Below is a screen that we recently ran on the 30 stocks in the Dow Jones Industrial Average. This screen allows you to analyze the chart patterns of a large number of stocks in a small space, so in moments you can easily see how all of the names in a portfolio or basket look. Instead of having to look through chart after chart, you can start out with this and then narrow down the names you may want to look into further. It's definitely tough to keep track of the technicals for a large number of stocks, and we're simply trying to make things easier with this screen.

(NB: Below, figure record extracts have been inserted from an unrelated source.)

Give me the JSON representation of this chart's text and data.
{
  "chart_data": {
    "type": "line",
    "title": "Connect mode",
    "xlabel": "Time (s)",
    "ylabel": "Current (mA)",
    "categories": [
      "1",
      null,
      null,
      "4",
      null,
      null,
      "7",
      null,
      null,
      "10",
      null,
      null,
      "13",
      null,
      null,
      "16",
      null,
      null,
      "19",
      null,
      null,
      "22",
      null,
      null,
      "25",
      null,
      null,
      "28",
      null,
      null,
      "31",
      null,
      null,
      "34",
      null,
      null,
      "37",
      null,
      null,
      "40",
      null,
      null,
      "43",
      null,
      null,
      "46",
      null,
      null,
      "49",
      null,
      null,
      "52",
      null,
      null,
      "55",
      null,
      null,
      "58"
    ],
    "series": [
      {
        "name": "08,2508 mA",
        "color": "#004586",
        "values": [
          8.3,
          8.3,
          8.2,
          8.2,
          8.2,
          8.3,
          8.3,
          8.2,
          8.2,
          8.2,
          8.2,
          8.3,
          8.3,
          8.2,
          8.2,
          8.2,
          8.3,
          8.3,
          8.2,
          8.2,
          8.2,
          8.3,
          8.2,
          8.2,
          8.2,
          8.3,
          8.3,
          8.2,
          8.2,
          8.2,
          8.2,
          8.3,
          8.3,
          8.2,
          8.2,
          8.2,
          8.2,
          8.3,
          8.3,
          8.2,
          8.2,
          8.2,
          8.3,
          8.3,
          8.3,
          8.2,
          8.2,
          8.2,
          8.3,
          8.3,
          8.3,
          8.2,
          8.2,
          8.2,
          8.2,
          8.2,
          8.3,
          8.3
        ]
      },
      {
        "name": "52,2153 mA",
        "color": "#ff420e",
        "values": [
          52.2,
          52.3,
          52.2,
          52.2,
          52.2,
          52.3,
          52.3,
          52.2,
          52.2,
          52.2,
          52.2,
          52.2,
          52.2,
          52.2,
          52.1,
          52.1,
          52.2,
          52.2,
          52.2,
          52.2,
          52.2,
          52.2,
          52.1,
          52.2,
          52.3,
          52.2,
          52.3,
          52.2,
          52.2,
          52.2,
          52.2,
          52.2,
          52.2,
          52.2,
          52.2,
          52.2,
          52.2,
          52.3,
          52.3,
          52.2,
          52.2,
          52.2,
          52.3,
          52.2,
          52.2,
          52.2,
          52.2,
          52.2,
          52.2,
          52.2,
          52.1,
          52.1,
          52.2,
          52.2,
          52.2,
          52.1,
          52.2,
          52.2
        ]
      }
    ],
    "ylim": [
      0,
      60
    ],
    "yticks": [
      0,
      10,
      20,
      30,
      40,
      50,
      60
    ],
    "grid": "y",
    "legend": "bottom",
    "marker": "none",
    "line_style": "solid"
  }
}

As shown below, the trading range is minimized down to one line for each stock. The neutral line (N) represents the 50-day moving average, while the light red and green shadings represent between one and two standard deviations above and below the 50-day moving average. A move into these light shadings represents the first level of an overbought/oversold reading. A move into the dark red and green shadings (2 to 3 standard deviations above/below the 50-DMA) represents extreme overbought/oversold territory. Moves into these zones are not seen too often, and many investors like to either add or subtract to their positions when these levels are reached. The dots in each chart represent where the stock is currently trading, while the end of the tail represents where the stock was trading one week ago. The color of the dot shows whether the stock is up or down over the last week.
Of the 30 Dow stocks, only five are currently not oversold -- American Express (NYSE:AXP), Johnson & Johnson (NYSE:JNJ), 3M (NYSE:MMM), Merck (NYSE:MRK), and Verizon (NYSE:VZ). At these levels, many investors start to think about adding to or taking on new positions.